Enfin, le plus intéressant dans cette histoire c’est qu’on ne parle jamais du Premier Ministre Giuseppe Conte. Il est totalement absent sur le plan national, on ne le voit jamais, on ne parle jamais de lui, même dans les journaux télévisés, sauf sur le plan européen. En Italie, les déclarations de M. Salvini ne sont jamais suivies d’une déclaration de M. Conte, qui lui laisse le dernier mot.

Qu’est devenu le programme économique du Mouvement 5 étoiles ?

S.V. : Luigi Di Maio a annoncé un « décret dignité » pour venir en aide à la partie la plus pauvre de la population italienne.

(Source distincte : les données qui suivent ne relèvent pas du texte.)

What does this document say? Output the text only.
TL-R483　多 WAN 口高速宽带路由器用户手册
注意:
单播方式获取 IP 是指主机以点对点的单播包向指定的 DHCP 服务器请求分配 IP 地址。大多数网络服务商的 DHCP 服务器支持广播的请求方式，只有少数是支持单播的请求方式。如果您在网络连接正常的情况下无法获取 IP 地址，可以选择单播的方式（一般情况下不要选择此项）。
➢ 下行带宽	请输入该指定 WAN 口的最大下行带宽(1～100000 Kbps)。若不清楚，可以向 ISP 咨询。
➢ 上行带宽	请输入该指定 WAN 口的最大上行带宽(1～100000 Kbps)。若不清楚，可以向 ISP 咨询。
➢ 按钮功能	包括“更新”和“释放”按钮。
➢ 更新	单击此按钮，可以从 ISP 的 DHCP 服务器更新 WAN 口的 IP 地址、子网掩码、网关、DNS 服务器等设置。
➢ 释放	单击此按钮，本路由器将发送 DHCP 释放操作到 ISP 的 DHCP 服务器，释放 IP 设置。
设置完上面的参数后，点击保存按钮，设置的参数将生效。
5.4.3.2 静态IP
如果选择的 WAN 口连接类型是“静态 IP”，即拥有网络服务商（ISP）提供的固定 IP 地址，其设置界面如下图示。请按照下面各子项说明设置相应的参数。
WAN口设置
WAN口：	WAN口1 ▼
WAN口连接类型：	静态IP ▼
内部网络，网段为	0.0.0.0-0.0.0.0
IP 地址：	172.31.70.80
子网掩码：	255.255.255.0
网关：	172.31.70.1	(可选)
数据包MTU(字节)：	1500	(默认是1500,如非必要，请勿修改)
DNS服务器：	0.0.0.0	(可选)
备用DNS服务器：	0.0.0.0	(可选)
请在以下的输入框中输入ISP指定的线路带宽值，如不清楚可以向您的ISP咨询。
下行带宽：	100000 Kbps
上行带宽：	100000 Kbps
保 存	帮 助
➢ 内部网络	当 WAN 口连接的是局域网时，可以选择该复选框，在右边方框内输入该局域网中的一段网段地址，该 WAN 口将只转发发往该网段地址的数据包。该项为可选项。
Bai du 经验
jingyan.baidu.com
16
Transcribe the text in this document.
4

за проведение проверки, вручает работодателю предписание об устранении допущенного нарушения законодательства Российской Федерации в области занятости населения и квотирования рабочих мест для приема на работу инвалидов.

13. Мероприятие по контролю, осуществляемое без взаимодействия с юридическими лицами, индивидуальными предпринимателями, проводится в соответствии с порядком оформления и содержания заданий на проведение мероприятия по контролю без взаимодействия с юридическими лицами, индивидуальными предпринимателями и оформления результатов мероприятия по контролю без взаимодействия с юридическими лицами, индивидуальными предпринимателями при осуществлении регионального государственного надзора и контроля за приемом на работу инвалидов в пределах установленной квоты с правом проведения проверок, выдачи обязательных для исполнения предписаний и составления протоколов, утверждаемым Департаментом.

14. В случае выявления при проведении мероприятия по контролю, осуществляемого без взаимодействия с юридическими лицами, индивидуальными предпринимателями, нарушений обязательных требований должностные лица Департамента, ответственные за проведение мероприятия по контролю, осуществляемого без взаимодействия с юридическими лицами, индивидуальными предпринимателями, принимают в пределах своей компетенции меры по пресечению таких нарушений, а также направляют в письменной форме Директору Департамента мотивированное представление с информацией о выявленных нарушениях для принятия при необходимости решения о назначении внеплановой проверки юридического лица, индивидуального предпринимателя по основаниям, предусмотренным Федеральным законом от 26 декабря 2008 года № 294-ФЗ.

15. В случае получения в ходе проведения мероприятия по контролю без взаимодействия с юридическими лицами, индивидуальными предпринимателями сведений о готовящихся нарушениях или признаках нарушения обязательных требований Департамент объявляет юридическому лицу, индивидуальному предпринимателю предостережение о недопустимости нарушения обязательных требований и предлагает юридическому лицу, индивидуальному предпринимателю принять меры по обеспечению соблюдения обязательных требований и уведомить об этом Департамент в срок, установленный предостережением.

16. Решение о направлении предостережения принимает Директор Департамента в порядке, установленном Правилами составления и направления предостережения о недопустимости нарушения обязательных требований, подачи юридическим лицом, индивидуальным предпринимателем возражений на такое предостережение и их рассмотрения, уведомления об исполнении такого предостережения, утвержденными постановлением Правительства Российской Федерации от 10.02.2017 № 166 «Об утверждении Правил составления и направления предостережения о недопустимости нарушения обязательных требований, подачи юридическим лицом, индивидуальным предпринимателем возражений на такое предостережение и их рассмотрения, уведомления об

Son projet est en discussion au Parlement. Il semble que certaines dispositions voulues au départ – comme une nouvelle réglementation sur les travailleurs indépendants ou une modification des normes appliquées au contrat de travail – semblent être déjà remises en question.

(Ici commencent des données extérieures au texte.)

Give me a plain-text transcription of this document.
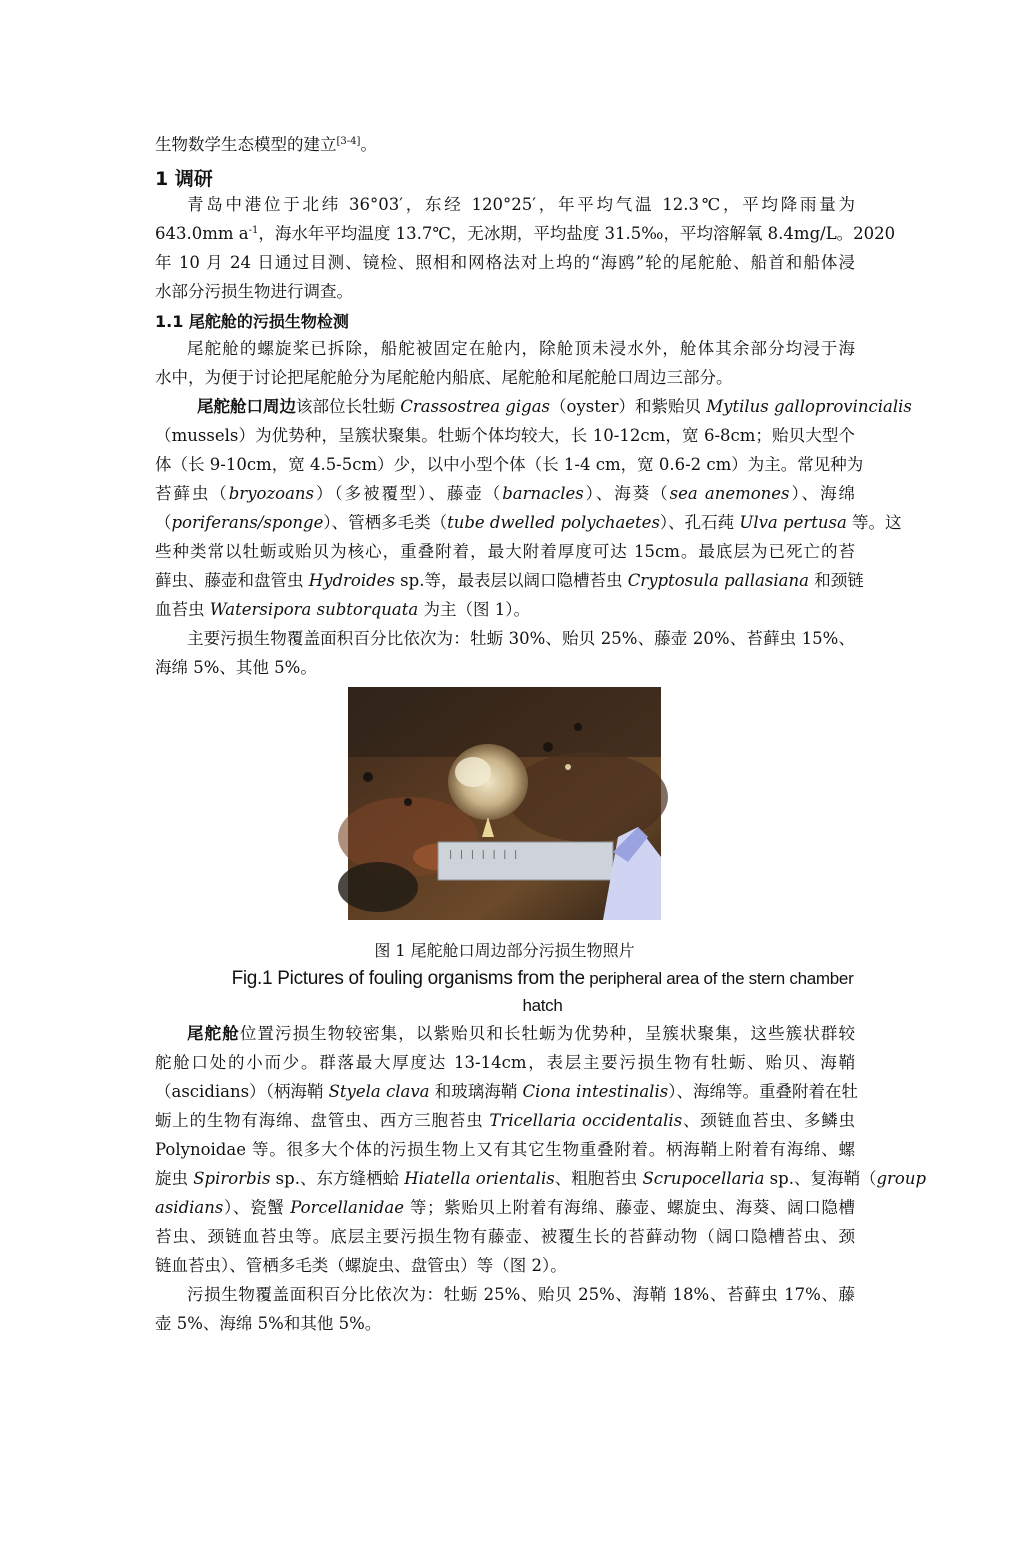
生物数学生态模型的建立[3-4]。
1 调研
青岛中港位于北纬 36°03′，东经 120°25′，年平均气温 12.3℃，平均降雨量为
643.0mm $a^{-1}$，海水年平均温度 13.7℃，无冰期，平均盐度 31.5‰，平均溶解氧 8.4mg/L。2020
年 10 月 24 日通过目测、镜检、照相和网格法对上坞的“海鸥”轮的尾舵舱、船首和船体浸
水部分污损生物进行调查。
1.1 尾舵舱的污损生物检测
尾舵舱的螺旋桨已拆除，船舵被固定在舱内，除舱顶未浸水外，舱体其余部分均浸于海
水中，为便于讨论把尾舵舱分为尾舵舱内船底、尾舵舱和尾舵舱口周边三部分。
尾舵舱口周边该部位长牡蛎 Crassostrea gigas（oyster）和紫贻贝 Mytilus galloprovincialis
（mussels）为优势种，呈簇状聚集。牡蛎个体均较大，长 10-12cm，宽 6-8cm；贻贝大型个
体（长 9-10cm，宽 4.5-5cm）少，以中小型个体（长 1-4 cm，宽 0.6-2 cm）为主。常见种为
苔藓虫（bryozoans）（多被覆型）、藤壶（barnacles）、海葵（sea anemones）、海绵
（poriferans/sponge）、管栖多毛类（tube dwelled polychaetes）、孔石莼 Ulva pertusa 等。这
些种类常以牡蛎或贻贝为核心，重叠附着，最大附着厚度可达 15cm。最底层为已死亡的苔
藓虫、藤壶和盘管虫 Hydroides sp.等，最表层以阔口隐槽苔虫 Cryptosula pallasiana 和颈链
血苔虫 Watersipora subtorquata 为主（图 1）。
主要污损生物覆盖面积百分比依次为：牡蛎 30%、贻贝 25%、藤壶 20%、苔藓虫 15%、
海绵 5%、其他 5%。
| | | | | | |
图 1 尾舵舱口周边部分污损生物照片
Fig.1 Pictures of fouling organisms from the peripheral area of the stern chamber
hatch
尾舵舱位置污损生物较密集，以紫贻贝和长牡蛎为优势种，呈簇状聚集，这些簇状群较
舵舱口处的小而少。群落最大厚度达 13-14cm，表层主要污损生物有牡蛎、贻贝、海鞘
（ascidians）（柄海鞘 Styela clava 和玻璃海鞘 Ciona intestinalis）、海绵等。重叠附着在牡
蛎上的生物有海绵、盘管虫、西方三胞苔虫 Tricellaria occidentalis、颈链血苔虫、多鳞虫
Polynoidae 等。很多大个体的污损生物上又有其它生物重叠附着。柄海鞘上附着有海绵、螺
旋虫 Spirorbis sp.、东方缝栖蛤 Hiatella orientalis、粗胞苔虫 Scrupocellaria sp.、复海鞘（group
asidians）、瓷蟹 Porcellanidae 等；紫贻贝上附着有海绵、藤壶、螺旋虫、海葵、阔口隐槽
苔虫、颈链血苔虫等。底层主要污损生物有藤壶、被覆生长的苔藓动物（阔口隐槽苔虫、颈
链血苔虫）、管栖多毛类（螺旋虫、盘管虫）等（图 2）。
污损生物覆盖面积百分比依次为：牡蛎 25%、贻贝 25%、海鞘 18%、苔藓虫 17%、藤
壶 5%、海绵 5%和其他 5%。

Pour Luigi Di Maio, il s’agit d’un enjeu symbolique, comme pour Matteo Salvini sur l’immigration. Face à la Ligue, il est s’efforce d’attirer la lumière car pour l’instant c’est le Ministre de l’Intérieur qui demeure au centre du débat public. Ce qui tient aussi à leurs personnalités : Matteo Salvini est très charismatique et Luigi Di Maio paraît avoir une personnalité moins affirmée. Pour compenser, il travaille sur le plan économique.

Quels résultats laissent entrevoir la situation politique italienne aux élections européennes de mai 2019 ?

S.V. : Si aucune perturbation majeure n’apparaît, on peut prévoir une victoire de la Ligue. Les sondages donnent déjà le parti populiste à 28%, ce qui la place très proche du M5S et de ses 29%. La Ligue gagne presque 10 points dans les sondages vis-à-vis des résultats des élections du 4 mars, aux dépens de Forza Italia et du Parti nationaliste Fratelli d’Italia.

On peut supposer que l’Italie contribuera fortement à l’entrée des forces populistes au Parlement européen. On a du mal à imaginer un retour en grâce des forces traditionnelles d’ici l’année prochaine.